KeyDB: Keydb replica is sending an error to its master
Describe the bug We have 2 keydb pods in active-replica. For some reason one of the pods started sends errors
== CRITICAL == This replica is sending an error to its master: 'command did not execute' after processing the command 'rreplay.

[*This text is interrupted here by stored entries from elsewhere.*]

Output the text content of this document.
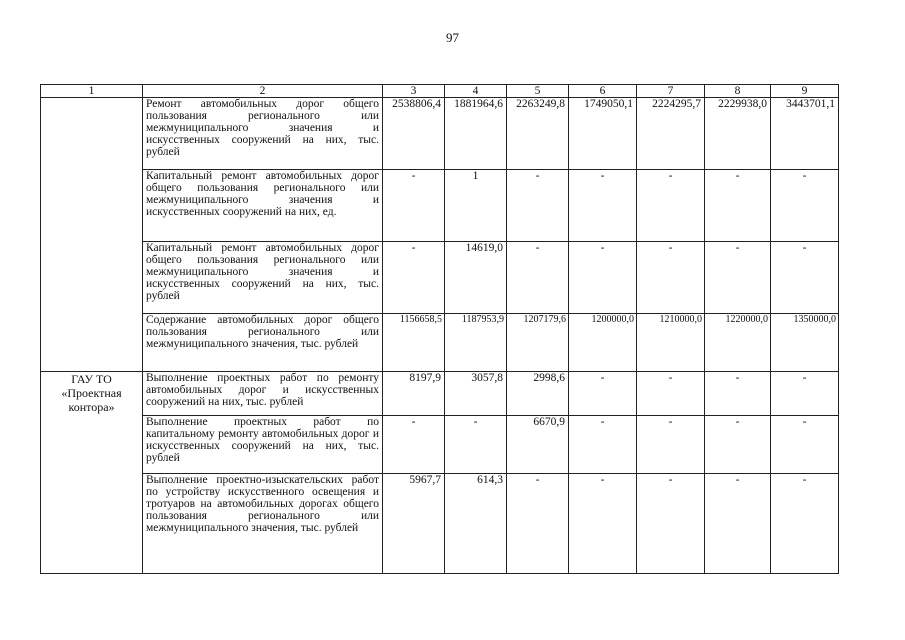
97
1	2	3	4	5	6	7	8	9
	Ремонт автомобильных дорог общего пользования регионального или межмуниципального значения и искусственных сооружений на них, тыс. рублей	2538806,4	1881964,6	2263249,8	1749050,1	2224295,7	2229938,0	3443701,1
	Капитальный ремонт автомобильных дорог общего пользования регионального или межмуниципального значения и искусственных сооружений на них, ед.	-	1	-	-	-	-	-
	Капитальный ремонт автомобильных дорог общего пользования регионального или межмуниципального значения и искусственных сооружений на них, тыс. рублей	-	14619,0	-	-	-	-	-
	Содержание автомобильных дорог общего пользования регионального или межмуниципального значения, тыс. рублей	1156658,5	1187953,9	1207179,6	1200000,0	1210000,0	1220000,0	1350000,0
ГАУ ТО «Проектная контора»	Выполнение проектных работ по ремонту автомобильных дорог и искусственных сооружений на них, тыс. рублей	8197,9	3057,8	2998,6	-	-	-	-
	Выполнение проектных работ по капитальному ремонту автомобильных дорог и искусственных сооружений на них, тыс. рублей	-	-	6670,9	-	-	-	-
	Выполнение проектно-изыскательских работ по устройству искусственного освещения и тротуаров на автомобильных дорогах общего пользования регионального или межмуниципального значения, тыс. рублей	5967,7	614,3	-	-	-	-	-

In this moment this pod was near its maxmemory limit(in our case 2gb) and started to send OOM for any new write. However, we have volatile-lru eviction policy and it didn’t cleanup memory. As result it was near maxmemory around 4 hours, until we mentioned the issue. The most interesting thing that this pod had just 4 keys and there were nothing to clean, and second alive pod had almost 300 and used just around 700mb of memory. On another pod there were no any errors in logs at all. After pod restart it back to normal and started to use around 150mb after sync with second pod.
# Memory
used_memory:2319649624
used_memory_human:2.16G
used_memory_rss:2144624640
used_memory_rss_human:2.00G
used_memory_peak:2323309320
used_memory_peak_human:2.16G
used_memory_peak_perc:99.84%
used_memory_overhead:10226950
used_memory_startup:9109968
used_memory_dataset:2309422674
used_memory_dataset_perc:99.95%
allocator_allocated:2320237592
allocator_active:2333794304
allocator_resident:2410905600
total_system_memory:67557654528
total_system_memory_human:62.92G
used_memory_lua:44032
used_memory_lua_human:43.00K
used_memory_scripts:200
used_memory_scripts_human:200B
number_of_cached_scripts:1
maxmemory:2147483648
maxmemory_human:2.00G
maxmemory_policy:volatile-lru
allocator_frag_ratio:1.01
allocator_frag_bytes:13556712
allocator_rss_ratio:1.03
allocator_rss_bytes:77111296
rss_overhead_ratio:0.89
rss_overhead_bytes:-266280960
mem_fragmentation_ratio:0.92
mem_fragmentation_bytes:-174982480
mem_not_counted_for_evict:0
mem_replication_backlog:1048576
mem_clients_slaves:17186
mem_clients_normal:34372
mem_aof_buffer:0
mem_allocator:jemalloc-5.1.0
active_defrag_running:0
lazyfree_pending_objects:0
Replication config seems to be ok as well:
role:active-replica
master_global_link_status:up
Master 0:
master_host:keydb-1
master_port:6379
master_link_status:up
master_last_io_seconds_ago:6
master_sync_in_progress:0
slave_repl_offset:3301405475576
slave_priority:100
slave_read_only:0
connected_slaves:1
slave0:ip=keydb-1-ip,port=6379,state=online,offset=3927683809290,lag=0
master_replid:b8f99c843eba332f8f4da5aa6979083df56ea236
master_replid2:0000000000000000000000000000000000000000
master_repl_offset:3927683809290
second_repl_offset:-1
repl_backlog_active:1
repl_backlog_size:1048576
repl_backlog_first_byte_offset:3927682760715
repl_backlog_histlen:1048576
** Log Files **
== CRITICAL == This replica is sending an error to its master: 'command did not execute' after processing the command 'rreplay
Keydb image: eqalpha/keydb:x86_64_v6.0.8
About this issue
- Original URL
- State: open
- Created 4 years ago
- Reactions: 12
- Comments: 16
Same here… would love to see some movement on resolving this issue.
** Log Files ** == CRITICAL == This replica is sending an error to its master: ‘command did not execute’ after processing the command 'rreplay
Keydb image: eqalpha/keydb:x86_64_v6.2.1
Based on short investigation we deducted out that it was due to multi-master, active-replica configuration that caused it. Rebooting of one of these masters caused a some sort of sync burst between the nodes. If I remember correctly, for us it was seen in 3 > node setups, but not in 2 node setups.
We deducted that we can live without multi master, active-replica setup and moved to master-slave configuration for stability. In larger db use case reverted back to redis.